Não foi preciso muito tempo para perceber que a política de contratações foi um erro. Esta mentalidade de que é só comprar putos promissores para valorizar e vender por milhões tem de acabar porque está completamente errada. A valorização deve ser uma consequência secundária e não o objectivo principal, a meta principal deve ser o rendimento e o sucesso desportivo que leva inevitavelmente à valorização de activos. Mas pronto!

Descoberta da pólvora? :inde:

“Rendimento desportivo” imediato paga-se bem. Muito. E não há condições para isso.

Muito nervosismo no Sporting. Muito. Mas é indiferente, desde que quem manda tenha a cabeça fria e continue no rumo traçado. O que não implica que não haja correcções. De erros próprios, inclusive.

Desde que não se cedam a histerismos, o clube aguenta bem que os adeptos disparem para todos os lados. Faz parte da coisa.

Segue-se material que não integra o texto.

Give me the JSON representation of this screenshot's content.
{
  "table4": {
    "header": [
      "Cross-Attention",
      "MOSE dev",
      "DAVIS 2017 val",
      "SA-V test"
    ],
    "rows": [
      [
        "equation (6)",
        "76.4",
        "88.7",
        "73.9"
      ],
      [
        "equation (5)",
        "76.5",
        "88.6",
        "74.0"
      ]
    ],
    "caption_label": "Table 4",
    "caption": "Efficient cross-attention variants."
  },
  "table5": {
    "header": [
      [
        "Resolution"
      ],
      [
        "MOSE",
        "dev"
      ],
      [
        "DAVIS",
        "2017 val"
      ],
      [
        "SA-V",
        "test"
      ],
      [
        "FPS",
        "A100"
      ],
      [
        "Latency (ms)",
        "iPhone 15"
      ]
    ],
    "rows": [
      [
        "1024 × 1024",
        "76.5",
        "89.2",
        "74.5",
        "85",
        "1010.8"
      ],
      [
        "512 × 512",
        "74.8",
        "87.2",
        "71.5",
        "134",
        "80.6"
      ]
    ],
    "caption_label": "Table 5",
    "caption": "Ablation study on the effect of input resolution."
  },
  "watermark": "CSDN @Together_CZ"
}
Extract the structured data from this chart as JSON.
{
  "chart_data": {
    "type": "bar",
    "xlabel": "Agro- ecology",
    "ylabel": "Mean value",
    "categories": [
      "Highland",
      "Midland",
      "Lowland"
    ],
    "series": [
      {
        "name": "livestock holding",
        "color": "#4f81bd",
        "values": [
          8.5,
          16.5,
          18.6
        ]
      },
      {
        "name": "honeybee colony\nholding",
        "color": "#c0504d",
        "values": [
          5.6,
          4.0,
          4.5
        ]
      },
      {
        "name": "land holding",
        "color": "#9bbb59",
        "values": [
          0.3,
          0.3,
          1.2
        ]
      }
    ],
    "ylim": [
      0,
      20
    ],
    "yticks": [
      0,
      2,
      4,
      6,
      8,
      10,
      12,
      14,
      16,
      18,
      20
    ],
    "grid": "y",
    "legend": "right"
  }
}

Uma auditoria para descobrir quem anda a mamar comissões! Sarr? Sacko? Gauld para ter este por exemplo preferia Tobias, Iuri, Chaby pelo menos são português formados por nos e pior que estes não faziam…
Geraldes? 800 mil
Presidente começou bem mas este ano já está a ser igual ao dos antecessores

Entao não lês o jornal do Sporting?
Queres Direcçao mais transparente que esta?

SL

Sabe lá o que diz, esse user.

Custa-me ver certos jogadores a chupar o rico dinheiro que faz falta ao Sporting :inde:

Tu ou és croquette ou és infiltrado.

Só pode.

Uma coisa é a bola não entrar e estarmos insatisfeitos, outra coisa é a bola não entrar e dizer disparates desses.

Não estás atento à realidade do Clube, é a conclusão mais simpática que encontro.

Não entendo a política de contratações!

  1. Das 12 contratações tenho opinião que só duas eram imprescindíveis P.Oliveira e J.Siva.
  2. Temos uma formação de luxo pronta a entrar na equipa A Esgaio, J.Mário, I.Medeiros, Chaby, Betinho, Tobias Figueiredo
  3. Temos estrangeiros na B adquiridos ao abrigo da mesma justificação deste ano Cissé, Enoh, Drame, Wallyson + Fokobo
  4. Temos jogadores de qualidade encostados Nuno Reis, Wilson Eduardo, Miguel Lopes
  5. E no fim de tudo isto ainda sobram 11M€ para comprar jogadores a sério!

portanto… não entendo a politica de contratações!